Insurance Company v. Slaughter, 79 U.S. 404 (1870)
U.S. Supreme Court
Insurance Company v. Slaughter, 79 U.S. 12 Wall. 404 404 (1870)Insurance Company v. Slaughter
79 U.S. (12 Wall.) 404
Syllabus
1. A condition in a policy of assurance by which the policy was made void in case the assured kept gunpowder, phosphorus, saltpeter, and benzine on the premises held, under the punctuation of the policy, to mean "in quantities exceeding a barrel," this being a more reasonable construction than one which made the policy void if there was any quantity, however small, of these articles, on the premises.
2. When insurance companies restrict, by conditions subsequently stated, the liability which the policy in its body appears to create, they should set forth these restrictions in terms which cannot admit of controversy, and should print these restrictive clauses in type large enough to arrest the attention of the assured. Nonpareil criticized as not being so.
The Phoenix Insurance Company of Hartford insured goods owned by one Slaughter, in a certain storehouse described in the policy. The policy was on one side of a sheet of paper sixteen inches long by ten wide, the upper seven being left blank for the name of the person insured, and a description in writing of the property insured. Four printed lines, in the type known as minion, * but leaded so as to be sufficiently legible, declared that
"the company agreed to make good as to the assured his loss to the amount insured, to be estimated according to the actual cash value of the property at the time of the loss, and to be paid sixty days after due notice and proofs of the same made by the assured and received at this office, in accordance with the terms of this policy hereinafter mentioned."
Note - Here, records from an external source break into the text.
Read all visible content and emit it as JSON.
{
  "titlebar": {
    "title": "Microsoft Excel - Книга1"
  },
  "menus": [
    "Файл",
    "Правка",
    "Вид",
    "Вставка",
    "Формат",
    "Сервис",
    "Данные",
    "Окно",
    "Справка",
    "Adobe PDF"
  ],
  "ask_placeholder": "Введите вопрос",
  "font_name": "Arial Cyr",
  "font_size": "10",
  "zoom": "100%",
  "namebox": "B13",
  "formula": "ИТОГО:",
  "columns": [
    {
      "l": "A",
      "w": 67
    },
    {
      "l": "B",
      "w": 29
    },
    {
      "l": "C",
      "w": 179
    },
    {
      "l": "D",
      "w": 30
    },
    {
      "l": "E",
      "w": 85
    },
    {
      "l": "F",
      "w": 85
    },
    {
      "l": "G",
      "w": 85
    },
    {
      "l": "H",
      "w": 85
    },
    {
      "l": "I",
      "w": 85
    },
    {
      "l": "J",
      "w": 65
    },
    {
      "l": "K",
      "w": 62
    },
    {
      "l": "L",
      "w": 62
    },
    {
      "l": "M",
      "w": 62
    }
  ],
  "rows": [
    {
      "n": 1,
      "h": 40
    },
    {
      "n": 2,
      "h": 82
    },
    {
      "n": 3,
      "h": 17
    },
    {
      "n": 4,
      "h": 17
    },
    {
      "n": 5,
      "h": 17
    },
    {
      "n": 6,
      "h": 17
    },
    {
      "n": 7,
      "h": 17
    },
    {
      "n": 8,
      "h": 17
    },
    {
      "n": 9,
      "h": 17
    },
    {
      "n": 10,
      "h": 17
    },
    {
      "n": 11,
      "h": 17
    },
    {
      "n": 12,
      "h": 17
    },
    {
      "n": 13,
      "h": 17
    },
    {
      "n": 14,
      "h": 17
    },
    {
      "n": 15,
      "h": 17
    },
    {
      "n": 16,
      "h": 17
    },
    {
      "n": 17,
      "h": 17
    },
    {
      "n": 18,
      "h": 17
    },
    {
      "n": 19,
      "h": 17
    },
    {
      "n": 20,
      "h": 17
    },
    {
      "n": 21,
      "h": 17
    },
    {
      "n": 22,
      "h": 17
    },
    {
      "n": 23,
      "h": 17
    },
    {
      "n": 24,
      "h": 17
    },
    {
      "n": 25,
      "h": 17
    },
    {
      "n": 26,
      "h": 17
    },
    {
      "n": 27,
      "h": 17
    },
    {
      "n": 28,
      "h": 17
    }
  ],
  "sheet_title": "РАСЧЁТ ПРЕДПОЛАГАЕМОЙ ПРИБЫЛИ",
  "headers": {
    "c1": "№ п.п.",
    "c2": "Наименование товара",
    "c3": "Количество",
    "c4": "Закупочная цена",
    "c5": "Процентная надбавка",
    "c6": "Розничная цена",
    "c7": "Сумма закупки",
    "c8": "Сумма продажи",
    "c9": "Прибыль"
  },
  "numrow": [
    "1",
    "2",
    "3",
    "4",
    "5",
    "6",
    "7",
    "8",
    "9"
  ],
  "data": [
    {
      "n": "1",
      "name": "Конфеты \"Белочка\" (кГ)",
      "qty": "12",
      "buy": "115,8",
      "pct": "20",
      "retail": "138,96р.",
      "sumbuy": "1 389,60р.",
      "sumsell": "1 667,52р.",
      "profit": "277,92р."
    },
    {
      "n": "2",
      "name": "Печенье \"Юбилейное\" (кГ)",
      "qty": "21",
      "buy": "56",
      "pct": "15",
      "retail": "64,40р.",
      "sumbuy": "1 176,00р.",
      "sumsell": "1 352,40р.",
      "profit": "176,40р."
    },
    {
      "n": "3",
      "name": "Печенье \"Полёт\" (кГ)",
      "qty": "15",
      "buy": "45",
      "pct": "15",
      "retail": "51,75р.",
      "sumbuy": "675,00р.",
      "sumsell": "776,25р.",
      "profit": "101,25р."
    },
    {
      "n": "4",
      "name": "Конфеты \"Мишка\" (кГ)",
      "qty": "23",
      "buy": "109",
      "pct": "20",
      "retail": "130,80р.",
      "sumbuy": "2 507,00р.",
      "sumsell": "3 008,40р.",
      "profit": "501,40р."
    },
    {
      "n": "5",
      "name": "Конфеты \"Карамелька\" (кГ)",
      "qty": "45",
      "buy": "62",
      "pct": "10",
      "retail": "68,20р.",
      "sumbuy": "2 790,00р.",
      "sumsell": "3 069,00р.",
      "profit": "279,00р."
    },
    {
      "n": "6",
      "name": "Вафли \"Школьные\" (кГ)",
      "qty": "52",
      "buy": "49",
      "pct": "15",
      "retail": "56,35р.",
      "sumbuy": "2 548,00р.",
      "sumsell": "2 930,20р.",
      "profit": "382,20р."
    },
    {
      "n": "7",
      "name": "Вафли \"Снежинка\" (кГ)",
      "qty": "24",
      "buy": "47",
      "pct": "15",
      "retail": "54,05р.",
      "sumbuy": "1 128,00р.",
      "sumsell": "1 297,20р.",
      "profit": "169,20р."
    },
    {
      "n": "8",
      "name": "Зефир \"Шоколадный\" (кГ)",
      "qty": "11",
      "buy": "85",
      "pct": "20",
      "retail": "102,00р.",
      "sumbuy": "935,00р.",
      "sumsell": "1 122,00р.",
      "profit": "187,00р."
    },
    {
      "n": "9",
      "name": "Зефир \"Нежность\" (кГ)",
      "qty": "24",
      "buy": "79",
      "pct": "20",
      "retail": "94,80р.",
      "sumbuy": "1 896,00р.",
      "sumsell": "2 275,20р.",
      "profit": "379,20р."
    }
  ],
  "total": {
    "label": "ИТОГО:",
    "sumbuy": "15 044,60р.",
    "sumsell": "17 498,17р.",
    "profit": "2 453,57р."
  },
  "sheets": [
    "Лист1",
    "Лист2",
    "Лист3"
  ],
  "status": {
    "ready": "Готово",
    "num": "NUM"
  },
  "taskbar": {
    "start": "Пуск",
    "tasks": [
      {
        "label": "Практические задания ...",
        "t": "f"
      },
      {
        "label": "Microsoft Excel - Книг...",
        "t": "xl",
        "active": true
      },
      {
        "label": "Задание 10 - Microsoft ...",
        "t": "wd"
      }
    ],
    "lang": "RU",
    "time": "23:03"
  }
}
Then followed, in a smaller type, not leaded, eight paragraphs, covering the rest of the sheet, and making a solid body of finely printed matter, most of the matter being provisions in favor of the company, some of them restricting the liability apparently incurred in the body of the instrument, and not a few making the policy entirely void. There was abundant room on the sheet, if less blank space had
been left, to have printed all these terms of the policy in a larger type.
The fourth subdivision of these terms ran thus, the size of the type and leading being here reproduced [see typography in U.S. Reports]. The commas and semicolons were the same as here given, though here, for the benefit of the reader's eye, the pointing in some places is made more conspicuous than on the policy itself:
"If the assured shall have or shall hereafter make any other insurance of the property hereby insured or any part thereof without the consent of the company written hereon, or if the above-mentioned premises shall be occupied so as to increase the risk, or become vacant and unoccupied for a period of more than thirty days, or the risk be increased by any means whatever within the control of the assured without the consent of this company endorsed hereon; or if the property be sold or transferred, or any change take place in title or possession whatever, by legal process, judicial decree, voluntary transfer, or conveyance; or if this policy shall be assigned, either before or after a loss, without the consent of the company endorsed hereon; or if the assured is not the unconditional and sole owner of the property; or if the interest of the assured in the property, whether as owner, trustee, consignee, factor, mortgagee, lessee, or otherwise, is not truly stated in this policy; or if gunpowder, phosphorus, saltpeter, naphtha, benzine, benzoin, varnish, benzole, petroleum, or crude earth oils are kept on the premises, or if camphene, burning-fluid, refined coal or earth oils are kept for sale, stored, or used on the premises in quantities exceeding one barrel at any one time, without written permission in, or endorsed upon, this policy, then and in every such case, this policy shall be void."
The goods having been destroyed by fire, Slaughter sued the company, which set up as a plea that
"the plaintiffs, contrary to the terms and provisions of the policy, without the written permission, or permission endorsed on it by the company, did keep gunpowder on the premises and in the said storehouse described where the goods so insured were kept."
The plaintiffs demurred, and the demurrer being sustained, and judgment given against the company, it brought the case here.
Whether or not the plea was good and the judgment rightly given depended, of course, upon the proper construction of the part above italicized of the portion of the conditions of the policy in which it was found. It was contended by the insurance company that keeping gunpowder in the store in any quantity vacated the policy, while the assured insisted that the policy was not defeated if they did not keep more than one barrel at a time. Which was the right conclusion was the matter to be now decided.